This is according to SVM Asset Management’s Neil Veitch, who says that while it is certainly possible that the market will retract by 3 to 4 per cent, a correction of 10 per cent or more is unlikely.

"If it’s just 3 to 4 per cent, well who cares? That’s just random market noise," he said.
Veitch, who manages the SVM UK Opportunities fund, disagrees that the January rally was driven by irrational buying based on sentiment alone, saying that the improving economy is playing its part.
"The rally has been warranted by an improvement in fundamentals. The market will continue to get higher this year because the world is improving. The financial system is healing itself."
"This is most apparent in the US but it is expanding into Europe."
The manager says the FTSE is likely to pick up another 10 per cent this year and could rise above 6,900 points. He told FE Trustnet in November that the index would eclipse 6,200 in 2013 – a level it has already surpassed.
Veitch points out that while Europe is the most obvious flash point, leaders in the region have shown such a strong commitment to tackling its problems that it is unlikely to thwart a global recovery.
He adds that corporate earnings from UK companies have been relatively solid and that employment figures are improving in much of the world.
Veitch also says increased M&A activity shows companies are willing to put their money where their mouth is.
The £82.8m SVM UK Opps fund has returned 236.07 per cent over the last decade compared with IMA UK All Companies' 153.7 per cent and the FTSE All Share's 170.07 per cent.
This makes it top quartile in its sector over 10 years, as well as over one and five.
However, it has been far more volatile than its sector and index, losing significantly more during the 2008 crash. According to FE data, it was down 55.19 per cent in the 12-month period.

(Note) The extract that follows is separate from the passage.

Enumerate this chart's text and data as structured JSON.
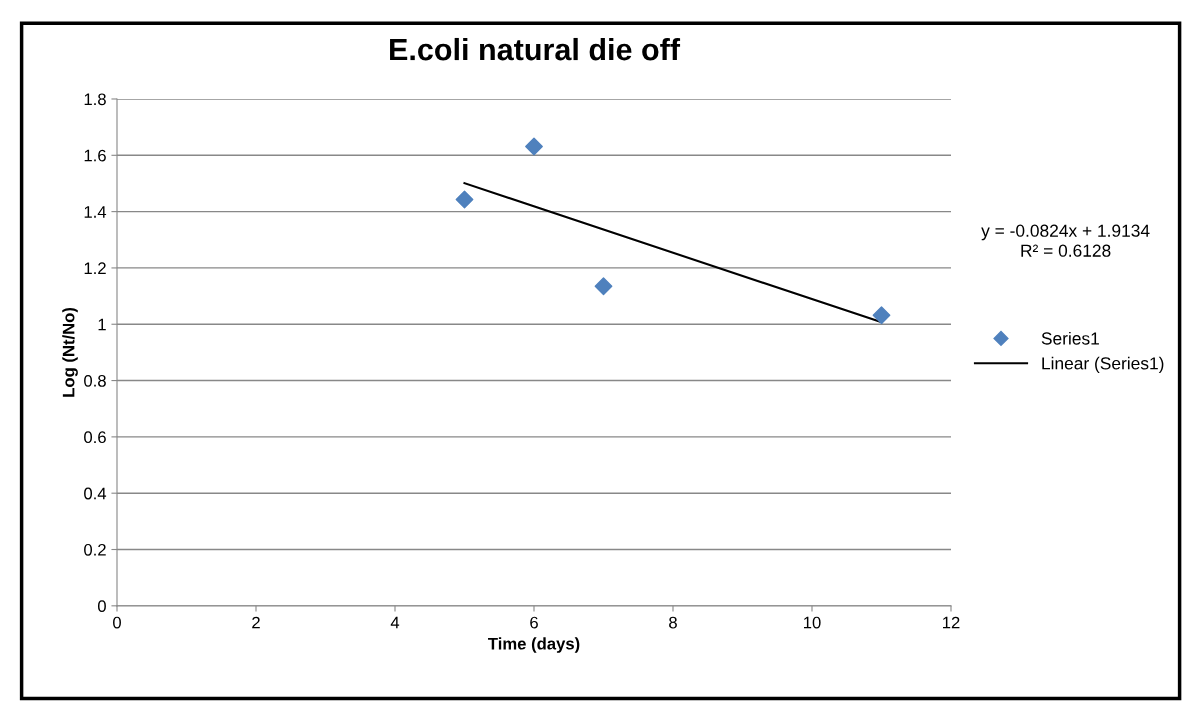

The fund is roughly 10 percentage points more volatile than both the sector and index over 10 years, with an annualised score of 23.56 per cent, according to FE Analytics.
Much of this is due to the manager's bias towards cyclicals – particularly oil & gas, to which the fund has a weighting of 17.6 per cent.

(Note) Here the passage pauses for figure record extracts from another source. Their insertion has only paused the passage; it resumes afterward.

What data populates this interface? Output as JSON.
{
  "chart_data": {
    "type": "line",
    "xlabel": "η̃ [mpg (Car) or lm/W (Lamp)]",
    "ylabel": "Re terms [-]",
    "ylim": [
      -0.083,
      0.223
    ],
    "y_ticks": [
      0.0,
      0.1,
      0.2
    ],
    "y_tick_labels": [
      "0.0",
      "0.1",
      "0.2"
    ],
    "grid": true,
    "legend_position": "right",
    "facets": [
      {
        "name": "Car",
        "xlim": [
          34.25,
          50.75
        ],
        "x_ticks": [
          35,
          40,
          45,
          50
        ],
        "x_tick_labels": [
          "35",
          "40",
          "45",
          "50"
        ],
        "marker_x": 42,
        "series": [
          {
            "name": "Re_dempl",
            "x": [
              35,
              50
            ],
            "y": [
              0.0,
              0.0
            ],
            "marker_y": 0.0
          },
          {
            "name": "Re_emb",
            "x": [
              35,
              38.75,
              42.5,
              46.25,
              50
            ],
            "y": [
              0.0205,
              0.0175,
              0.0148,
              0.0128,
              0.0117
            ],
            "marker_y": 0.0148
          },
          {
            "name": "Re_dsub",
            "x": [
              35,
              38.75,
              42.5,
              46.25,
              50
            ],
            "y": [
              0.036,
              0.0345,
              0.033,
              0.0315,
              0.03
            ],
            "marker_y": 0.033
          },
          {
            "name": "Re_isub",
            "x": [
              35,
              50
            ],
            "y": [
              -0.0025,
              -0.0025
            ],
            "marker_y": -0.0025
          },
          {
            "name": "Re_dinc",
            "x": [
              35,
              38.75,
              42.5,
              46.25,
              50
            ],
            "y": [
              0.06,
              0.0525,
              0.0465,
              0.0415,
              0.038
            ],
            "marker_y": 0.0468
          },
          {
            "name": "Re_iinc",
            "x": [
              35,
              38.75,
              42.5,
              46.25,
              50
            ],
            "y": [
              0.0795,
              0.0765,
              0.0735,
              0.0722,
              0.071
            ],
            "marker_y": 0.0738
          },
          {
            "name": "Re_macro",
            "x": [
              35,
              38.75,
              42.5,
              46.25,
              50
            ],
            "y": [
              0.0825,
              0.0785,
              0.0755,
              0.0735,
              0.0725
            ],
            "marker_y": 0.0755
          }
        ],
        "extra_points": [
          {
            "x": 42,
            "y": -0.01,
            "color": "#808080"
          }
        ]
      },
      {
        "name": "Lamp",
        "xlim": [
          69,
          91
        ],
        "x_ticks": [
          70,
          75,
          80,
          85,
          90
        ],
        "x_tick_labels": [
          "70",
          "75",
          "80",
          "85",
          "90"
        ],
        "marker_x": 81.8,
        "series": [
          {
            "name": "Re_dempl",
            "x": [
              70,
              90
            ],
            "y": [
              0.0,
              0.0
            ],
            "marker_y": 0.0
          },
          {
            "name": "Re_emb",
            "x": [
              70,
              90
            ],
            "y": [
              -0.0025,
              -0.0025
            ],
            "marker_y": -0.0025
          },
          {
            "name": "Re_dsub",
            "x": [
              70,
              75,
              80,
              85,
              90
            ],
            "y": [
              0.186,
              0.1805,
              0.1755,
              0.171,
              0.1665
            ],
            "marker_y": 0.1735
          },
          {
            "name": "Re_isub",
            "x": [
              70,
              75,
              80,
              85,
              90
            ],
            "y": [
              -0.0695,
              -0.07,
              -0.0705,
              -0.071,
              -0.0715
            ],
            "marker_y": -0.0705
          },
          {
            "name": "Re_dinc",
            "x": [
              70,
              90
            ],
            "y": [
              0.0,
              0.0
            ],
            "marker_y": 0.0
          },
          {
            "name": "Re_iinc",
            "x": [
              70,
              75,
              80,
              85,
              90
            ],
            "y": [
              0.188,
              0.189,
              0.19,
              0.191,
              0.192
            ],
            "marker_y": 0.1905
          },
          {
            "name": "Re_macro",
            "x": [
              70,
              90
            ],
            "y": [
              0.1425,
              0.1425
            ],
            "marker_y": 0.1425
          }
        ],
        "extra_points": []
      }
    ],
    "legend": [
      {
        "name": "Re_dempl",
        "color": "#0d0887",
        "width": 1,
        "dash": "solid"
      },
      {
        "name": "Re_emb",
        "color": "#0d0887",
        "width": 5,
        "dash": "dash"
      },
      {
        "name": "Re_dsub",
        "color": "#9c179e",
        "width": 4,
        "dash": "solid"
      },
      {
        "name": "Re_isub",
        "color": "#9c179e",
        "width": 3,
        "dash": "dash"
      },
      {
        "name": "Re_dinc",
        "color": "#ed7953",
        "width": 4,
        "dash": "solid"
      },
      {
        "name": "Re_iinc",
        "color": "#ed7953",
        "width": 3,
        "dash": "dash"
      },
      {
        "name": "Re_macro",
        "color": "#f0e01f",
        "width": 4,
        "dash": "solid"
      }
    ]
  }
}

The fund typically proves its worth during rising markets. In 2009, it picked up 101.35 per cent, while the sector and index only gained about 30 per cent each.
The rapid return to form for the fund reflects Veitch’s view that the majority of investors buy at the wrong time. He says he is happy to sit in out-of-favour sectors as long as he sees long-term value in them.
"Nobody wants to buy stocks when they should do," he explained. "They want to buy at the top when the market is about to fall instead of buying at the bottom. The same is true with companies."
Beyond oil & gas, the fund is tipped towards services, with 22.8 per cent of AUM allocated to the sector. Industrials make up 19.7 per cent, its second-highest weighting.
Among the fund’s top holdings are blue chips GlaxoSmithKline and HSBC, as well as UK sport services company Babcock International and online betting and gambling firm William Hill.
The fund requires a minimum investment of £1,000 and has a total expense ratio of 1.84 per cent. Veitch is also the deputy manager on the SVM Global Opportunities and manager of the SVM World Equity funds, which sit in the IMA Global sector.
While the SVM Global Opportunities fund has been a serial underperformer over one, three and five years, SVM World Equity has a much better record.
Since its launch in December 2010, the three crown-rated fund has made 23.45 per cent, compared with 15.04 per cent from the IMA Global sector and 18.04 per cent from its MSCI AC World benchmark.
Performance of fund vs sector and index since Dec 2010

Source: FE Analytics
The fund requires a minimum investment of £1,000 and has a TER of 1.98 per cent.